Which would then leave me without a cup for the pure wine.
Leaning into this suffering to feel compassion for myself is hard, excruciatingly difficult. When I do I almost immediately run into either drowning in grief or completely overwhelmed by fear. Sometimes I kind of ping-pong back and forth between the two. There was a whole lot of that back in April during the Loving-Kindness sesshin.
Yet in fighting these realities, in minding the "dirty cup", I'm staying stuck in the fear and grief. I can touch back to moments during the Grasses, Trees & Great Earth sesshin in August where grief came up and I was just able to be there with it. It wasn't that I didn't cry, but I didn't have the overwhelming fear about crying. I just cried some and the moment of grief passed. I even had a pretty awful memory bubble up and I was also able to stay still with it.
I was so stilled by the outright exhaustion that hit me at the start of the sesshin that I lacked the energy to fight. It even felt like my Inner Critic was quieter, minimized due to the soul-deep fatigue. Regardless of why, it was still a taste of just being present to the grief and able to witness & accept the memories.
The knack of doing this is something I need to cultivate in my practice. Waiting until I am utterly exhausted by the tension isn't terribly sustainable. Besides, I am weary of being exhausted by fear.
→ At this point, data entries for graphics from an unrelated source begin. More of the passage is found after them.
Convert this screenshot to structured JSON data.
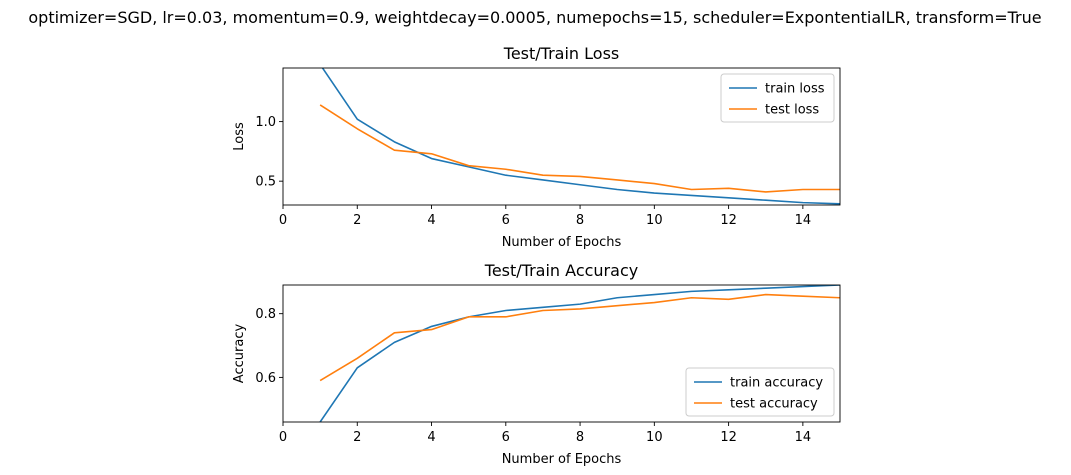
{
  "suptitle": "optimizer=SGD, lr=0.03, momentum=0.9, weightdecay=0.0005, numepochs=15, scheduler=ExpontentialLR, transform=True",
  "colors": {
    "train": "#1f77b4",
    "test": "#ff7f0e"
  },
  "chart_data": [
    {
      "type": "line",
      "title": "Test/Train Loss",
      "xlabel": "Number of Epochs",
      "ylabel": "Loss",
      "xlim": [
        0,
        15
      ],
      "ylim": [
        0.3,
        1.45
      ],
      "xticks": [
        0,
        2,
        4,
        6,
        8,
        10,
        12,
        14
      ],
      "xtick_labels": [
        "0",
        "2",
        "4",
        "6",
        "8",
        "10",
        "12",
        "14"
      ],
      "yticks": [
        0.5,
        1.0
      ],
      "ytick_labels": [
        "0.5",
        "1.0"
      ],
      "legend": "top-right",
      "x": [
        1,
        2,
        3,
        4,
        5,
        6,
        7,
        8,
        9,
        10,
        11,
        12,
        13,
        14,
        15
      ],
      "series": [
        {
          "name": "train loss",
          "values": [
            1.48,
            1.02,
            0.83,
            0.69,
            0.62,
            0.55,
            0.51,
            0.47,
            0.43,
            0.4,
            0.38,
            0.36,
            0.34,
            0.32,
            0.31
          ]
        },
        {
          "name": "test loss",
          "values": [
            1.14,
            0.94,
            0.76,
            0.73,
            0.63,
            0.6,
            0.55,
            0.54,
            0.51,
            0.48,
            0.43,
            0.44,
            0.41,
            0.43,
            0.43
          ]
        }
      ]
    },
    {
      "type": "line",
      "title": "Test/Train Accuracy",
      "xlabel": "Number of Epochs",
      "ylabel": "Accuracy",
      "xlim": [
        0,
        15
      ],
      "ylim": [
        0.46,
        0.89
      ],
      "xticks": [
        0,
        2,
        4,
        6,
        8,
        10,
        12,
        14
      ],
      "xtick_labels": [
        "0",
        "2",
        "4",
        "6",
        "8",
        "10",
        "12",
        "14"
      ],
      "yticks": [
        0.6,
        0.8
      ],
      "ytick_labels": [
        "0.6",
        "0.8"
      ],
      "legend": "bottom-right",
      "x": [
        1,
        2,
        3,
        4,
        5,
        6,
        7,
        8,
        9,
        10,
        11,
        12,
        13,
        14,
        15
      ],
      "series": [
        {
          "name": "train accuracy",
          "values": [
            0.46,
            0.63,
            0.71,
            0.76,
            0.79,
            0.81,
            0.82,
            0.83,
            0.85,
            0.86,
            0.87,
            0.875,
            0.88,
            0.885,
            0.89
          ]
        },
        {
          "name": "test accuracy",
          "values": [
            0.59,
            0.66,
            0.74,
            0.75,
            0.79,
            0.79,
            0.81,
            0.815,
            0.825,
            0.835,
            0.85,
            0.845,
            0.86,
            0.855,
            0.85
          ]
        }
      ]
    }
  ]
}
I'm also taking Bansho's suggestion and considering a suitably non-threatening, perhaps slightly comical name for my Inner Critic.
Settling and Healing
I think I'm improving a little today. I didn't wake myself up coughing last night and felt a little more rested this morning. I'm still coughing, pretty hard at times, but I just felt like I had a little more energy today. I worked from home again just to take it easy and because I had a session with GM this afternoon.
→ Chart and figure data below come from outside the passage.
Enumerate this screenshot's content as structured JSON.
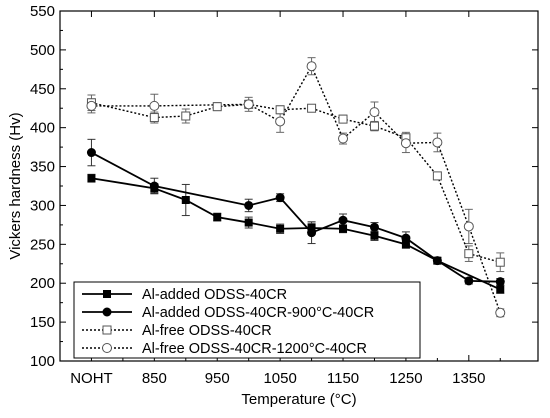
{
  "chart_data": {
    "type": "line",
    "xlabel": "Temperature (°C)",
    "ylabel": "Vickers hardness (Hv)",
    "xlim": [
      700,
      1460
    ],
    "ylim": [
      100,
      550
    ],
    "x_ticks": [
      {
        "value": 750,
        "label": "NOHT"
      },
      {
        "value": 850,
        "label": "850"
      },
      {
        "value": 950,
        "label": "950"
      },
      {
        "value": 1050,
        "label": "1050"
      },
      {
        "value": 1150,
        "label": "1150"
      },
      {
        "value": 1250,
        "label": "1250"
      },
      {
        "value": 1350,
        "label": "1350"
      }
    ],
    "y_ticks": [
      100,
      150,
      200,
      250,
      300,
      350,
      400,
      450,
      500,
      550
    ],
    "grid": false,
    "legend_position": "bottom-left",
    "series": [
      {
        "name": "Al-added ODSS-40CR",
        "marker": "filled-square",
        "line": "solid",
        "points": [
          {
            "x": 750,
            "y": 335,
            "err": 5
          },
          {
            "x": 850,
            "y": 322,
            "err": 6
          },
          {
            "x": 900,
            "y": 307,
            "err": 20
          },
          {
            "x": 950,
            "y": 285,
            "err": 5
          },
          {
            "x": 1000,
            "y": 278,
            "err": 7
          },
          {
            "x": 1050,
            "y": 270,
            "err": 6
          },
          {
            "x": 1100,
            "y": 271,
            "err": 6
          },
          {
            "x": 1150,
            "y": 270,
            "err": 5
          },
          {
            "x": 1200,
            "y": 261,
            "err": 6
          },
          {
            "x": 1250,
            "y": 250,
            "err": 5
          },
          {
            "x": 1300,
            "y": 229,
            "err": 4
          },
          {
            "x": 1400,
            "y": 192,
            "err": 5
          }
        ]
      },
      {
        "name": "Al-added ODSS-40CR-900°C-40CR",
        "marker": "filled-circle",
        "line": "solid",
        "points": [
          {
            "x": 750,
            "y": 368,
            "err": 17
          },
          {
            "x": 850,
            "y": 325,
            "err": 10
          },
          {
            "x": 1000,
            "y": 300,
            "err": 8
          },
          {
            "x": 1050,
            "y": 310,
            "err": 5
          },
          {
            "x": 1100,
            "y": 265,
            "err": 14
          },
          {
            "x": 1150,
            "y": 281,
            "err": 8
          },
          {
            "x": 1200,
            "y": 272,
            "err": 6
          },
          {
            "x": 1250,
            "y": 258,
            "err": 8
          },
          {
            "x": 1300,
            "y": 229,
            "err": 4
          },
          {
            "x": 1350,
            "y": 203,
            "err": 4
          },
          {
            "x": 1400,
            "y": 202,
            "err": 4
          }
        ]
      },
      {
        "name": "Al-free ODSS-40CR",
        "marker": "open-square",
        "line": "dotted",
        "points": [
          {
            "x": 750,
            "y": 432,
            "err": 10
          },
          {
            "x": 850,
            "y": 413,
            "err": 7
          },
          {
            "x": 900,
            "y": 415,
            "err": 9
          },
          {
            "x": 950,
            "y": 427,
            "err": 5
          },
          {
            "x": 1000,
            "y": 430,
            "err": 5
          },
          {
            "x": 1050,
            "y": 423,
            "err": 5
          },
          {
            "x": 1100,
            "y": 425,
            "err": 4
          },
          {
            "x": 1150,
            "y": 411,
            "err": 5
          },
          {
            "x": 1200,
            "y": 402,
            "err": 6
          },
          {
            "x": 1250,
            "y": 387,
            "err": 7
          },
          {
            "x": 1300,
            "y": 338,
            "err": 5
          },
          {
            "x": 1350,
            "y": 238,
            "err": 10
          },
          {
            "x": 1400,
            "y": 227,
            "err": 12
          }
        ]
      },
      {
        "name": "Al-free ODSS-40CR-1200°C-40CR",
        "marker": "open-circle",
        "line": "dotted",
        "points": [
          {
            "x": 750,
            "y": 428,
            "err": 9
          },
          {
            "x": 850,
            "y": 428,
            "err": 15
          },
          {
            "x": 1000,
            "y": 430,
            "err": 9
          },
          {
            "x": 1050,
            "y": 408,
            "err": 14
          },
          {
            "x": 1100,
            "y": 479,
            "err": 11
          },
          {
            "x": 1150,
            "y": 386,
            "err": 7
          },
          {
            "x": 1200,
            "y": 420,
            "err": 13
          },
          {
            "x": 1250,
            "y": 380,
            "err": 12
          },
          {
            "x": 1300,
            "y": 381,
            "err": 12
          },
          {
            "x": 1350,
            "y": 273,
            "err": 22
          },
          {
            "x": 1400,
            "y": 162,
            "err": 5
          }
        ]
      }
    ]
  }
}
The effects of the sesshin are still sinking down. At times I'd feel the deep silence there and I'd feel so deeply connected to my lineage at those times. Supported by nothing but my breath and those ancestors from both Zen and Yoga. Then out of the silence some bubble of trauma would come crashing up to the surface. I'd see some of those traumatic moments clearly for a moment, like looking down through still water. Now I'm still settling down the turbulence caused out of those brief glimpses of clarity.
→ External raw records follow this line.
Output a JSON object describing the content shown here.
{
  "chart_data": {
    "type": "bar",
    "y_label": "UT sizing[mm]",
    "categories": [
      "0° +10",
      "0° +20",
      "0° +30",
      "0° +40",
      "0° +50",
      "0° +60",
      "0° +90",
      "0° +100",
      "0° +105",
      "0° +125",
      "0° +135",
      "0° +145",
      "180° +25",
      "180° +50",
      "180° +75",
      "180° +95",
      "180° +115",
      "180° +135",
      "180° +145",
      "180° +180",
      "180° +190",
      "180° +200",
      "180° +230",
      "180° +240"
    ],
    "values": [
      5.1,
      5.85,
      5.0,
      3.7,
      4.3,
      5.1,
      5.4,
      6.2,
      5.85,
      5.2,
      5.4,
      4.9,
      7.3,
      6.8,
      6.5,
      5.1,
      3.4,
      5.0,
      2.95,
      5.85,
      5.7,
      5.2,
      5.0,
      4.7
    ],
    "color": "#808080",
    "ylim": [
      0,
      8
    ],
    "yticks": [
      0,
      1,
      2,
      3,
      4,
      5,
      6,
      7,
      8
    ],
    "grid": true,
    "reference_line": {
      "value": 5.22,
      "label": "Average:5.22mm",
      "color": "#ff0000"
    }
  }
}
The sesshin and all the energy of moving, CK here and AM to his flat, created lots of unsettled feelings. GM asked me today how I was feeling being back in the house all the time, with CK here, and I said that it felt good. In that regard it is really nice to feel like I'm not really living anywhere, to feel like I am getting to work on my home again.
I still don't really want to see my Mom all that much. Hard because I finally spoke with her on the phone yesterday and she mentioned how she wanted to see me this weekend. I hedged on any commitment, noting I wanted to wait and see how I was feeling. She thought that was reasonable given that she heard me coughing.
What makes it all feel kind of hard is that those momentary glimpses of clarity only have served to have me really see just how inappropriate and wrong things were during my childhood, adolescence and into my twenties. Hard, sharp moments of clarity. Sometimes, seeing the edges of these moments revealed hurts still.
I guess it is progress. I don't curl into a ball of stuttering and muscle spasms as often, in fact it hasn't been that bad in a long while. I'm able to stay present even to some very small degree when it feels the worst and that's while I'm looking at the causes of the turbulence clearly now, instead of being merely thrown into panic by the turbulence itself. My Zen and Yoga practices often feel like they have kicked all of this processing into some turbo gear.
GM told me today that I'm her hero. It took me a moment to realize she was serious. Then I went right back into my discomfort with being looked up to in anyway. Shying away from the responsibility of being a teacher. I don't feel any of the confidence in my voice unless it is describing yoga, not yet.